A SIP, "once adopted by a state and approved by the EPA, becomes controlling and must be carried out by the state." Friends of the Earth v. Carey, 535 F.2d 165, 169 (2nd Cir.1976), cert. denied, 434 U.S. 902, 98 S.Ct. 296, 54 L.Ed.2d 188 (1977). Approved SIPs are enforceable by either the State, the EPA, or via citizen suits brought under Section 304(a) of the CAA. See Baughman v. Bradford Coal Co., 592 F.2d 215, 217 n. 1 (3d Cir.1979); 42 U.S.C. § 7604(a).

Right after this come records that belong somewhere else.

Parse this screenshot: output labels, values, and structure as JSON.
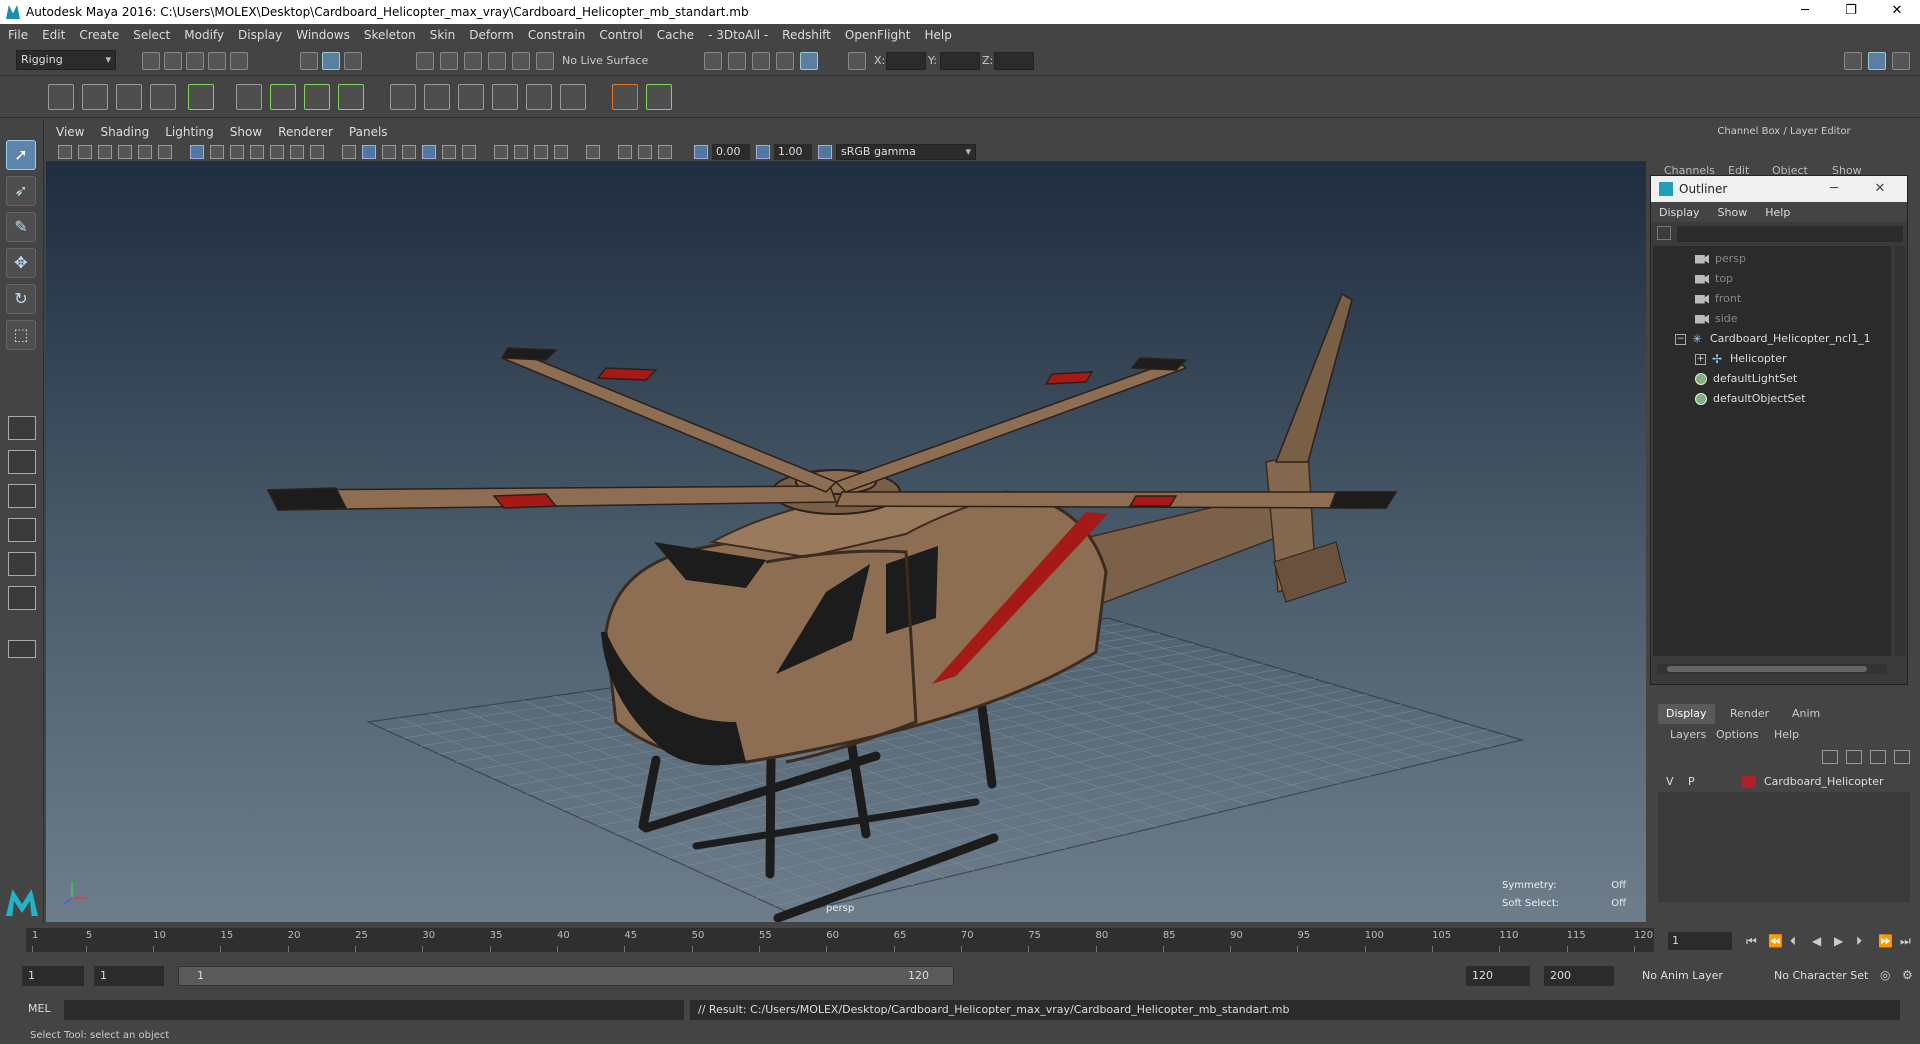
{
  "window": {
    "title": "Autodesk Maya 2016: C:\\Users\\MOLEX\\Desktop\\Cardboard_Helicopter_max_vray\\Cardboard_Helicopter_mb_standart.mb",
    "minimize": "─",
    "restore": "❐",
    "close": "✕"
  },
  "menubar": [
    "File",
    "Edit",
    "Create",
    "Select",
    "Modify",
    "Display",
    "Windows",
    "Skeleton",
    "Skin",
    "Deform",
    "Constrain",
    "Control",
    "Cache",
    "- 3DtoAll -",
    "Redshift",
    "OpenFlight",
    "Help"
  ],
  "statusline": {
    "mode": "Rigging",
    "live_surface": "No Live Surface",
    "x_label": "X:",
    "y_label": "Y:",
    "z_label": "Z:"
  },
  "panel": {
    "menus": [
      "View",
      "Shading",
      "Lighting",
      "Show",
      "Renderer",
      "Panels"
    ],
    "exposure": "0.00",
    "gamma": "1.00",
    "color_space": "sRGB gamma"
  },
  "viewport": {
    "camera": "persp",
    "symmetry_label": "Symmetry:",
    "symmetry_value": "Off",
    "soft_select_label": "Soft Select:",
    "soft_select_value": "Off",
    "colors": {
      "cardboard": "#8d6e52",
      "stripe": "#a51a16",
      "dark": "#1c1c1c"
    }
  },
  "channel_box": {
    "header": "Channel Box / Layer Editor",
    "menus": [
      "Channels",
      "Edit",
      "Object",
      "Show"
    ]
  },
  "outliner": {
    "title": "Outliner",
    "menus": [
      "Display",
      "Show",
      "Help"
    ],
    "items": [
      {
        "label": "persp",
        "icon": "camera-icon",
        "dim": true
      },
      {
        "label": "top",
        "icon": "camera-icon",
        "dim": true
      },
      {
        "label": "front",
        "icon": "camera-icon",
        "dim": true
      },
      {
        "label": "side",
        "icon": "camera-icon",
        "dim": true
      },
      {
        "label": "Cardboard_Helicopter_ncl1_1",
        "icon": "group-icon",
        "dim": false
      },
      {
        "label": "Helicopter",
        "icon": "mesh-icon",
        "dim": false
      },
      {
        "label": "defaultLightSet",
        "icon": "set-icon",
        "dim": false
      },
      {
        "label": "defaultObjectSet",
        "icon": "set-icon",
        "dim": false
      }
    ]
  },
  "layer_editor": {
    "tabs": [
      "Display",
      "Render",
      "Anim"
    ],
    "menus": [
      "Layers",
      "Options",
      "Help"
    ],
    "layer": {
      "v": "V",
      "p": "P",
      "name": "Cardboard_Helicopter",
      "color": "#b0202a"
    }
  },
  "timeline": {
    "ticks": [
      "1",
      "5",
      "10",
      "15",
      "20",
      "25",
      "30",
      "35",
      "40",
      "45",
      "50",
      "55",
      "60",
      "65",
      "70",
      "75",
      "80",
      "85",
      "90",
      "95",
      "100",
      "105",
      "110",
      "115",
      "120"
    ],
    "current_frame": "1"
  },
  "range": {
    "start": "1",
    "playback_start": "1",
    "range_start": "1",
    "range_end": "120",
    "playback_end": "120",
    "end": "200",
    "anim_layer": "No Anim Layer",
    "character_set": "No Character Set"
  },
  "command": {
    "language": "MEL",
    "result": "// Result: C:/Users/MOLEX/Desktop/Cardboard_Helicopter_max_vray/Cardboard_Helicopter_mb_standart.mb"
  },
  "help_line": "Select Tool: select an object"
}
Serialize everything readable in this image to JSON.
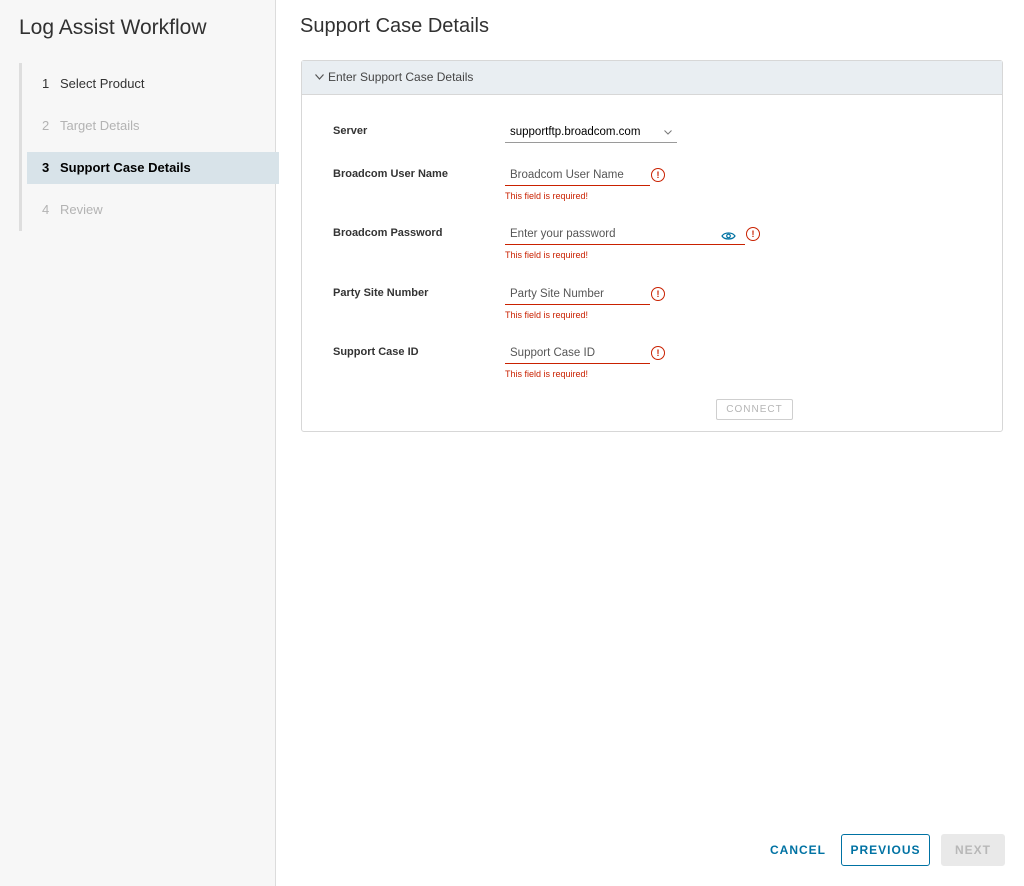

A state may elect to include emission reduction strategies called Transportation Control Measures (TCMs) as part of its SIP. 40 C.F.R. § 51.100(n)(7). A TCM is any measure contained in a SIP whose purpose is to reduce air pollutants from transportation sources (e.g., cars) by reducing vehicle use or changing traffic flow or congestion conditions. See 40 C.F.R. § 93.101.

B. Factual Summary

MTC, the Bay Area Air Quality Management District, and the Association of Bay Area Governments served as co-lead agencies responsible for the preparation and implementation of the 1982 Bay Area Air Quality Plan ("1982 SIP"). The 1982 SIP set forth "an approximate time schedule for adopting and implementing the control programs necessary to attain the federal air quality standards for ozone and carbon monoxide by the 1987 deadline specified by the Clean Air Act." It contained "three categories of minimum control measures as defined by EPA," one of which was "reasonably available transportation control measures." The EPA approved the 1982 SIP in its entirety. 48 Fed.Reg. 57130, 57132 (Dec. 28, 1983).

The 1982 SIP contained ten TCMs that were to be implemented to reduce both hydrocarbon and carbon monoxide emissions region-wide. As one of several measures involving public transportation, TCM 2 dealt with ridership levels. TCM 2 was contained on a single page and provided, in its entirety, as follows:

TCM # 2: Support post-1983 improvements identified in transit operator's 5-year plans, after consultation with the operators adopt ridership increase target for 1983-1987.

EMISSION REDUCTION ESTIMATES: These emission reduction estimates are predicated on a 15% ridership increase. The actual target would be determined after consultation with the transit operators.

[Measurements of emission reductions of hydrocarbons, carbon dioxide, and nitrogen oxide in tons/day]

       1983    1984     1985     1986     1987

HC        0     .23      .42      .60      .72
CO        0    2.03     4.03     5.80     7.15
NOx       0     .36      .68      .94     1.04

COST: Costs of maintaining the existing level of services currently programmed in regional allocations.